The ARC opinion underscores the importance of understanding the relationship between the products and the services you sell, and how each state’s sales tax rules will apply to those services. Even services that are nontaxable on a stand-alone basis could be included as part of the taxable sales price if they are necessary to complete the sale.

Though the ARC opinion and rules around sales tax may be complex, the good news is that you don’t have to navigate them alone.

Aprio’s State and Local Tax (SALT) team has experience with these sales tax rules and can perform a taxability analysis on the products and services that you sell to consumers. With the help of our team, you can ensure that your invoices reflect the correct amount of sales tax to collect so that you don’t incur unexpected sales tax liabilities and penalties. What’s more, we constantly monitor these and other important state tax topics to make sure you don’t miss a beat.

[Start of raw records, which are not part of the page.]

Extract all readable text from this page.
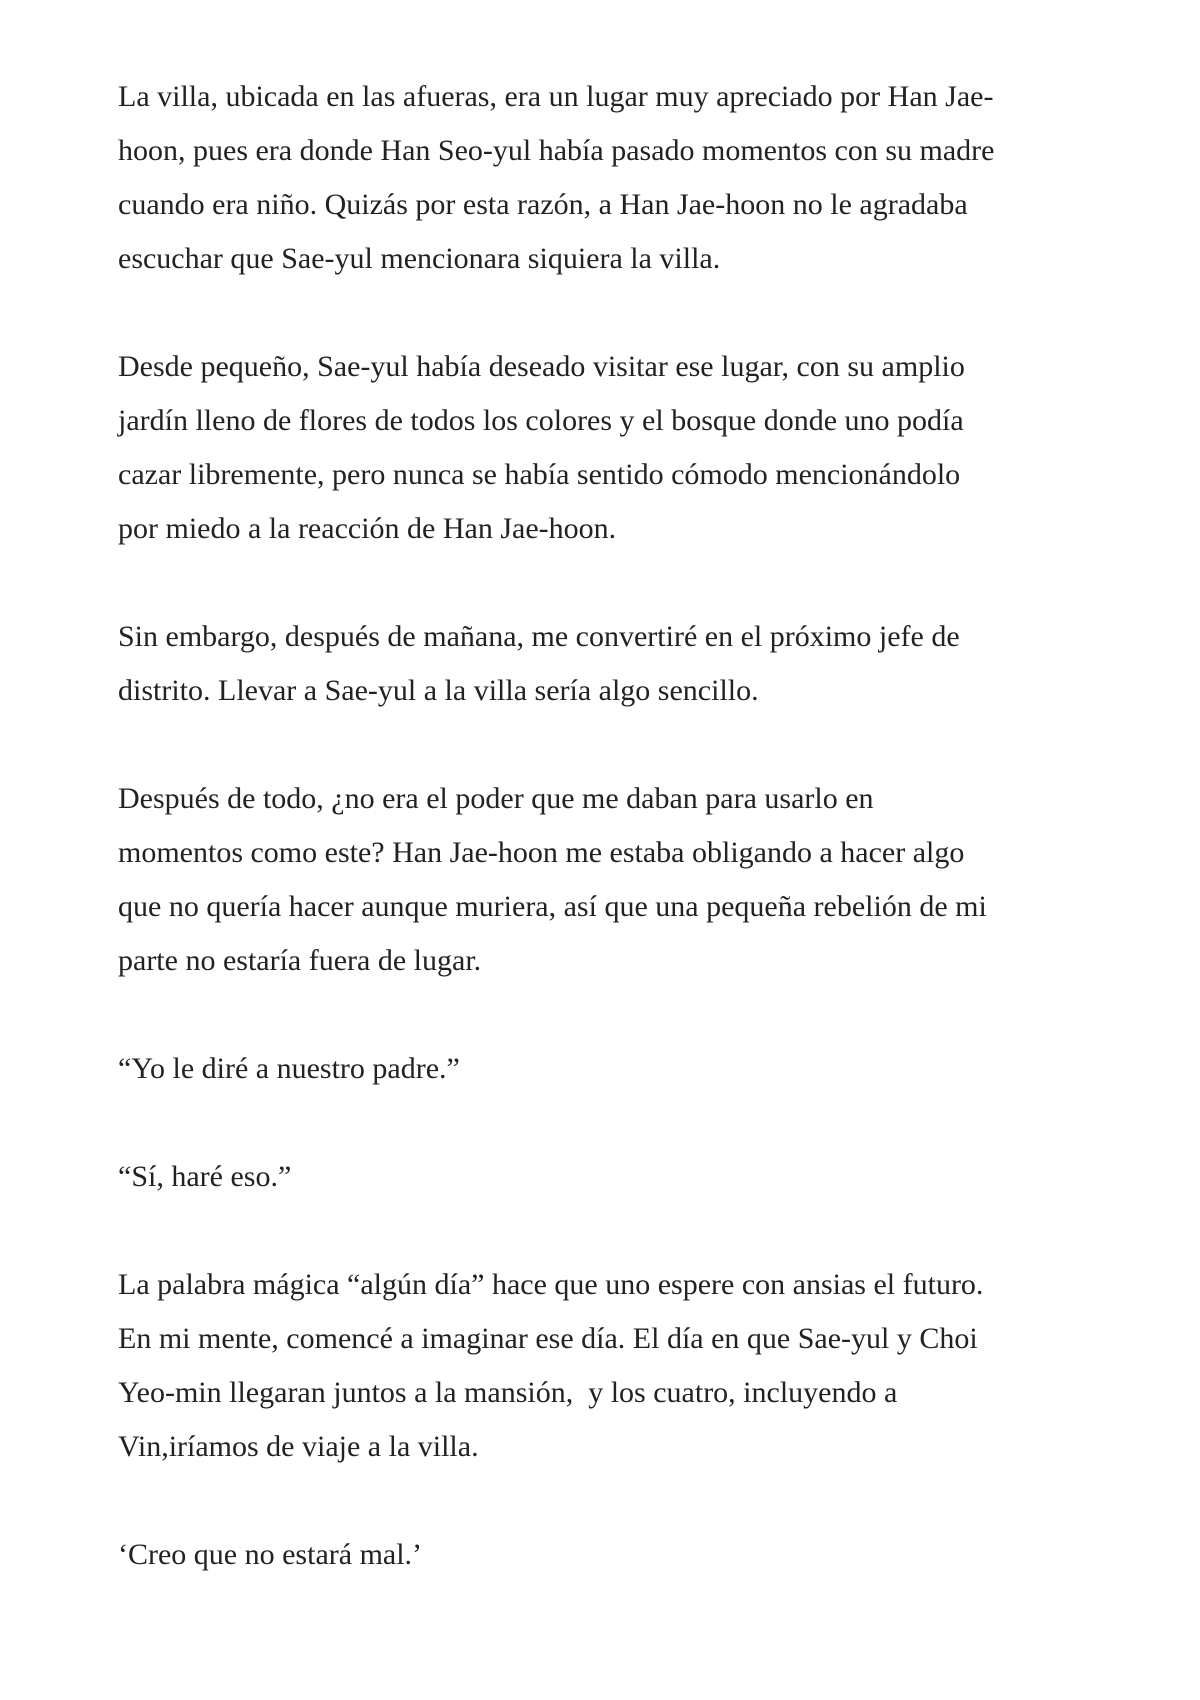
La villa, ubicada en las afueras, era un lugar muy apreciado por Han Jae-hoon, pues era donde Han Seo-yul había pasado momentos con su madre cuando era niño. Quizás por esta razón, a Han Jae-hoon no le agradaba escuchar que Sae-yul mencionara siquiera la villa.

Desde pequeño, Sae-yul había deseado visitar ese lugar, con su amplio jardín lleno de flores de todos los colores y el bosque donde uno podía cazar libremente, pero nunca se había sentido cómodo mencionándolo por miedo a la reacción de Han Jae-hoon.

Sin embargo, después de mañana, me convertiré en el próximo jefe de distrito. Llevar a Sae-yul a la villa sería algo sencillo.

Después de todo, ¿no era el poder que me daban para usarlo en momentos como este? Han Jae-hoon me estaba obligando a hacer algo que no quería hacer aunque muriera, así que una pequeña rebelión de mi parte no estaría fuera de lugar.

“Yo le diré a nuestro padre.”

“Sí, haré eso.”

La palabra mágica “algún día” hace que uno espere con ansias el futuro. En mi mente, comencé a imaginar ese día. El día en que Sae-yul y Choi Yeo-min llegaran juntos a la mansión,  y los cuatro, incluyendo a Vin,iríamos de viaje a la villa.

‘Creo que no estará mal.’
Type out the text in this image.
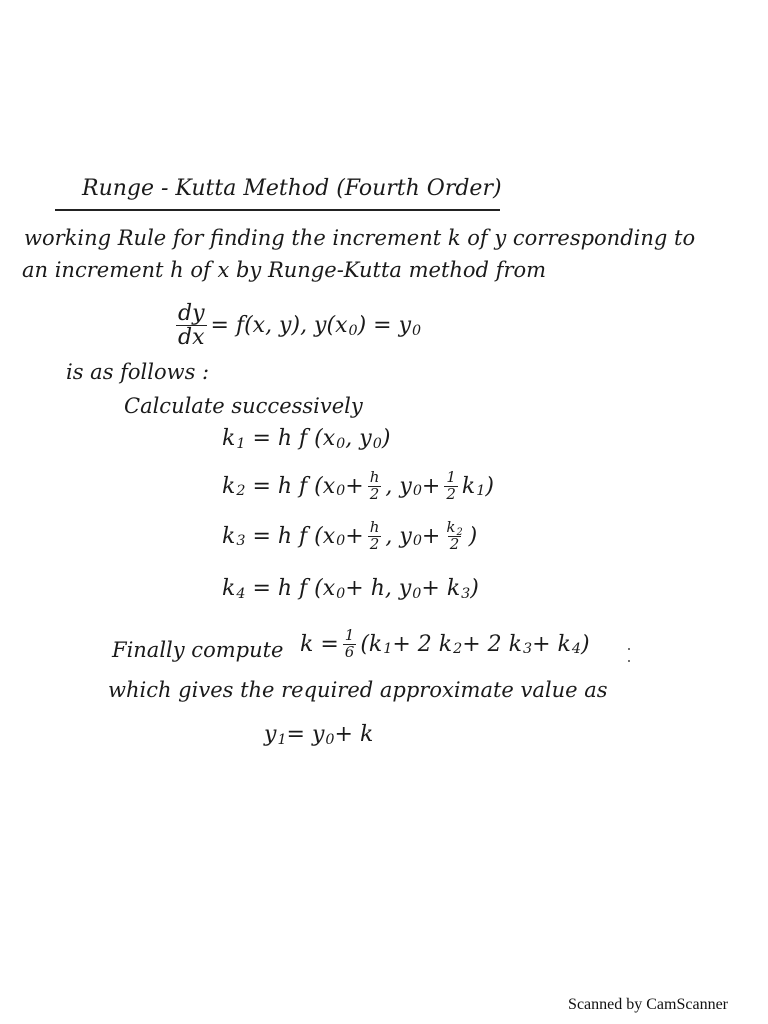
Runge - Kutta Method (Fourth Order)
working Rule for finding the increment k of y corresponding to
an increment h of x by Runge-Kutta method from
$\frac{dy}{dx} = f(x$, y), y(x 0 ) = y 0
is as follows :
Calculate successively
k 1
= h f (x 0 , y 0 )
k 2
= h f (x $0 + \frac{h}{2}$ , y $0 + \frac{1}{2}$ k 1 )
k 3
= h f (x $0 + \frac{h}{2}$ , y $0 + \frac{k_2}{2}$ )
k 4
= h f (x 0 + h, y 0 + k 3 )
Finally compute $k = \frac{1}{6} (k$ 1 + 2 k 2 + 2 k 3 + k 4 )
which gives the required approximate value as
y 1 = y 0 + k
Scanned by CamScanner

Have questions around these sales tax rules and how they apply to your business? Reach out to our team today and keep an eye out for more significant developments in future issues of the Aprio SALT Newsletter.

Contact Kristen Mantilla, SALT Associate at kristen.mantilla@aprio.com or Jeff Glickman, partner-in-charge of Aprio’s SALT practice, at jeff.glickman@aprio.com for more information.

This article was featured in the January 2021 SALT Newsletter.

[1] Arkansas Department of Finance and Administration, Revenue Legal Counsel Opinion No. 20200615 (December 3, 2020).

[2] Ark Code. Ann. § 26-52-301(3)(B)(i).

[3] Ark. Regs. GR-9.17(B)(1).

[4] Ark Code. Ann. § 26-52-103(19)(iii).

[5] Ark Code. Ann. § 26-52-103(19)(iii), Ark. Regs. GR-18(A).

[6] Ark Code. Ann. § 26-52-103(2)(A).